例如,对于15:40,值是599,对于15:50,值是594,因此,在这两者之间需要生成一行,即15:45,平均599& 594,即596.5
For example, for 15:40 the value is 599 and for 15:50 the value is 594, so a new row needs to be generated between the two, i.e 15:45 with average of 599 & 594 which is 596.5
即,我需要生成平均值10和20表示16:15的值;和40& 50以获取16:45的值。 00、30的值保持不变
I.e, I need to generate an average between 10 & 20 to get the value for say 16:15; and 40 & 50 to get the value for 16:45. The value for 00, 30 remains the same
Date...Time RA.CO2
6/15/2017 15:40 599
6/15/2017 15:50 594
6/15/2017 16:00 606
6/15/2017 16:10 594
6/15/2017 16:20 594
6/15/2017 16:30 594
6/15/2017 16:40 594
6/15/2017 16:50 594
6/16/2017 0:00 496.25
6/16/2017 0:10 500
6/16/2017 0:20 496.25
6/16/2017 0:30 496.25
6/16/2017 0:40 600
6/16/2017 0:50 650
6/16/2017 1:00 700
str(df)
'data.frame': 6092 obs. of 2 variables:
$ Date...Time: chr "6/15/2017 15:40" "6/15/2017 15:50" "6/15/2017 16:00"
"6/15/2017 16:10" ...
$ RA.CO2 : num 599 594 606 594 594 594 594 594 594 594 ...
输出
Date...Time RA.CO2
6/15/2017 15:45 596.5
6/15/2017 16:00 606
6/15/2017 16:15 594
6/15/2017 16:30 594
6/15/2017 16:45 594
6/16/2017 0:00 496.25
6/16/2017 0:15 498.125
6/16/2017 0:30 496.25
6/16/2017 0:45 625
6/16/2017 1:00 700
推荐答案
我们可以使用 tidyr
扩展数据框架和 imputeTS
通过线性插值来插补缺失值。
We can use tidyr
to expand the data frame and imputeTS
to impute the missing values by linear interpolation.
library(dplyr)
library(tidyr)
library(lubridate)
library(imputeTS)
dt2 <- dt %>%
mutate(Date...Time = mdy_hm(Date...Time)) %>%
mutate(Date = as.Date(Date...Time)) %>%
group_by(Date) %>%
complete(Date...Time = seq(min(Date...Time), max(Date...Time), by = "5 min")) %>%
mutate(RA.CO2 = na.interpolation(RA.CO2)) %>%
ungroup() %>%
select(Date...Time, RA.CO2)
dt2
# A tibble: 22 x 2
Date...Time RA.CO2
<dttm> <dbl>
1 2017-06-15 15:40:00 599.0
2 2017-06-15 15:45:00 596.5
3 2017-06-15 15:50:00 594.0
4 2017-06-15 15:55:00 600.0
5 2017-06-15 16:00:00 606.0
6 2017-06-15 16:05:00 600.0
7 2017-06-15 16:10:00 594.0
8 2017-06-15 16:15:00 594.0
9 2017-06-15 16:20:00 594.0
10 2017-06-15 16:25:00 594.0
# ... with 12 more rows
我的输出与您想要的输出不完全相同。这是因为:
My output is not entirely the same as your desired output. This is because:
- 目前尚不清楚如何获取
6/16/2017 0中的值: 10
。 - 为什么有时间隔是5分钟,但有时是10分钟?
- 为什么要包含最后三行?同样也不清楚填充最后三行值的规则。
- It is not clear how do you get the values in
6/16/2017 0:10
. - Why sometimes the interval is 5 minutes, but sometimes it is 10 minutes?

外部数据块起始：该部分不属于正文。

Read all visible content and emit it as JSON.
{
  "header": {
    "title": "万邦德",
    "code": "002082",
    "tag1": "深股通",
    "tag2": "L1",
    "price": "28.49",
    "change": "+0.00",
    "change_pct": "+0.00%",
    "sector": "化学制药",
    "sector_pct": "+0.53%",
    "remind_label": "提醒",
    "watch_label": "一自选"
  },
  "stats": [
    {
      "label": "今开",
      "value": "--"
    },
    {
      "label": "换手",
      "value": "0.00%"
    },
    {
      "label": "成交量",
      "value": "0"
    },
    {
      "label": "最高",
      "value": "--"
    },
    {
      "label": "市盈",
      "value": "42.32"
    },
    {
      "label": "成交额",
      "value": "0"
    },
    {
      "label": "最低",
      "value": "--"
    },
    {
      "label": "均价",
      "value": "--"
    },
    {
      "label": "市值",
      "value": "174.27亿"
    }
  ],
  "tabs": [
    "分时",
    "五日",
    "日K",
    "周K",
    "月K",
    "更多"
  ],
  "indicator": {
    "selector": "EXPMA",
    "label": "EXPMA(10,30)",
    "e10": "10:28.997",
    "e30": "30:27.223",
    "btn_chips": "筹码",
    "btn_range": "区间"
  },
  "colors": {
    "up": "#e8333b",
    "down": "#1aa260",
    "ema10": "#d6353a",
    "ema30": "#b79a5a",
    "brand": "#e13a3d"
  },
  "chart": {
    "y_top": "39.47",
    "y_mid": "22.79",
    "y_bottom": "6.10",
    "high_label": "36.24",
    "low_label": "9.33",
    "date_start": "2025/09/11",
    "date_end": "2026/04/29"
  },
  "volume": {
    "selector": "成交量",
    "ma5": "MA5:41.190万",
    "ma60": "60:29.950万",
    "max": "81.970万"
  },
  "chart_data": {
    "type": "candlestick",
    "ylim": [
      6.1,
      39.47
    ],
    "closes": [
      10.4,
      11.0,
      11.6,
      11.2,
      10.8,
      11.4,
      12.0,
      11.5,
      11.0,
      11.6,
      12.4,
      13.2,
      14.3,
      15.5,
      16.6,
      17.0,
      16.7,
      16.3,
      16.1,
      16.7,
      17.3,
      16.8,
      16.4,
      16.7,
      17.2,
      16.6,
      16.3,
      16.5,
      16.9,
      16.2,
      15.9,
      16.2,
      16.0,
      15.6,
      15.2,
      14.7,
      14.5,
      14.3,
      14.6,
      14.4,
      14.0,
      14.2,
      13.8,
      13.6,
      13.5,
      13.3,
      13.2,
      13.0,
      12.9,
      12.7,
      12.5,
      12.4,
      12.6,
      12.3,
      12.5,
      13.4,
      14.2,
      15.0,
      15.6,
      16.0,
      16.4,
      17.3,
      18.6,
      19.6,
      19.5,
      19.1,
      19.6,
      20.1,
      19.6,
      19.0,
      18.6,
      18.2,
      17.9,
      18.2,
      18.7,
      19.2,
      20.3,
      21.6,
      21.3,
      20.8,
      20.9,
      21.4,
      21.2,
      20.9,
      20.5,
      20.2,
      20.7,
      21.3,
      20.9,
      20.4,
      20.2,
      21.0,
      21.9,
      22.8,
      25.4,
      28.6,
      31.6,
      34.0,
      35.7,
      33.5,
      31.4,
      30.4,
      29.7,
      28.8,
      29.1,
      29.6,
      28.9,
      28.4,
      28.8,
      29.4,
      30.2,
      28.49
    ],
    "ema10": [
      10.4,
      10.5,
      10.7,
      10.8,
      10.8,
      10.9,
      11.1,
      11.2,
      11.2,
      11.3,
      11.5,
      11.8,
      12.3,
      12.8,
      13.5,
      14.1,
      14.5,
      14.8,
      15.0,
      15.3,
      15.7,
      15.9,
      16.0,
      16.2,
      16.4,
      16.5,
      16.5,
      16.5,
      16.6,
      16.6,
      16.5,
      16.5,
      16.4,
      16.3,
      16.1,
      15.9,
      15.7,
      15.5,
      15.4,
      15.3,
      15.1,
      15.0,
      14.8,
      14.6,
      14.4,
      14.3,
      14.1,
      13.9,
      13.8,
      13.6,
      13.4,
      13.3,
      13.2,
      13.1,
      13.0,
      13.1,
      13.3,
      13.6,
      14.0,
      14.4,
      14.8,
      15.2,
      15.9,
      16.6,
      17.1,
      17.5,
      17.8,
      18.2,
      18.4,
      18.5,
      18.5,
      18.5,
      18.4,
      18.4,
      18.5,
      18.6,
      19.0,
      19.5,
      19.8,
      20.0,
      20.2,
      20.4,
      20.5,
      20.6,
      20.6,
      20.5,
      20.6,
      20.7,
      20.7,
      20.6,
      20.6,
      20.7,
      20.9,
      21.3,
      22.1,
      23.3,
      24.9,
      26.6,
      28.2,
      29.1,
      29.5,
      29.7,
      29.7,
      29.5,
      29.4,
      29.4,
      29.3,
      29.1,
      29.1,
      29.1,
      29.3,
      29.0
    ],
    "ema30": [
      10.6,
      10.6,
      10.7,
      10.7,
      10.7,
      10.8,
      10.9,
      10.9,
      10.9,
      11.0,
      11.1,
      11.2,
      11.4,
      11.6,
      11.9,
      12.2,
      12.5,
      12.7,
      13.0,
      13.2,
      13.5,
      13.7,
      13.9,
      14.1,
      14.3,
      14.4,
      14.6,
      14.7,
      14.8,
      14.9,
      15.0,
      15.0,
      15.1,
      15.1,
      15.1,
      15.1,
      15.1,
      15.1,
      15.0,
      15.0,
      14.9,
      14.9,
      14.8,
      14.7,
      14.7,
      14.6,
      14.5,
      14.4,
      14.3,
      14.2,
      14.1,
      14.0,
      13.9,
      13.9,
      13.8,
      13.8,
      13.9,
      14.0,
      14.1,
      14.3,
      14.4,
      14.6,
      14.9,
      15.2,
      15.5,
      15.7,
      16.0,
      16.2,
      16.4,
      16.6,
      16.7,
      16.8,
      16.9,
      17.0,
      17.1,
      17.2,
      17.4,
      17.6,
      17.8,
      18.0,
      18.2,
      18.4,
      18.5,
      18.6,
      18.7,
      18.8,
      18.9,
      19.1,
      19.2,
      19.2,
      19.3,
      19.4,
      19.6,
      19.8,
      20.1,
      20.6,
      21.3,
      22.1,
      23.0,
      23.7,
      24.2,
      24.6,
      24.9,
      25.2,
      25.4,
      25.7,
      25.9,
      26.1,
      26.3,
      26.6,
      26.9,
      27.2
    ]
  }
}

- Why do you include the last three rows? It is also not clear the rules to fill the values of the last three rows.
不过,我认为我的解决方案为您提供了可能实现此任务的方法。您可能需要自己调整代码以适应那些不清楚的规则。
Nevertheless, I think my solution provides you a possible way to achieve this task. You may need to adjust the code by yourself to fit those unclear rules.
dt <- read.table(text = "Date...Time RA.CO2
'6/15/2017 15:40' 599
'6/15/2017 15:50' 594
'6/15/2017 16:00' 606
'6/15/2017 16:10' 594
'6/15/2017 16:20' 594
'6/15/2017 16:30' 594
'6/15/2017 16:40' 594
'6/15/2017 16:50' 594
'6/16/2017 0:00' 496.25
'6/16/2017 0:10' 496.25
'6/16/2017 0:20' 496.25
'6/16/2017 0:30' 496.25",
header = TRUE, stringsAsFactors = FALSE)
这篇关于相对于时间取平均值的文章就介绍到这了,希望我们推荐的答案对大家有所帮助,也希望大家多多支持IT屋!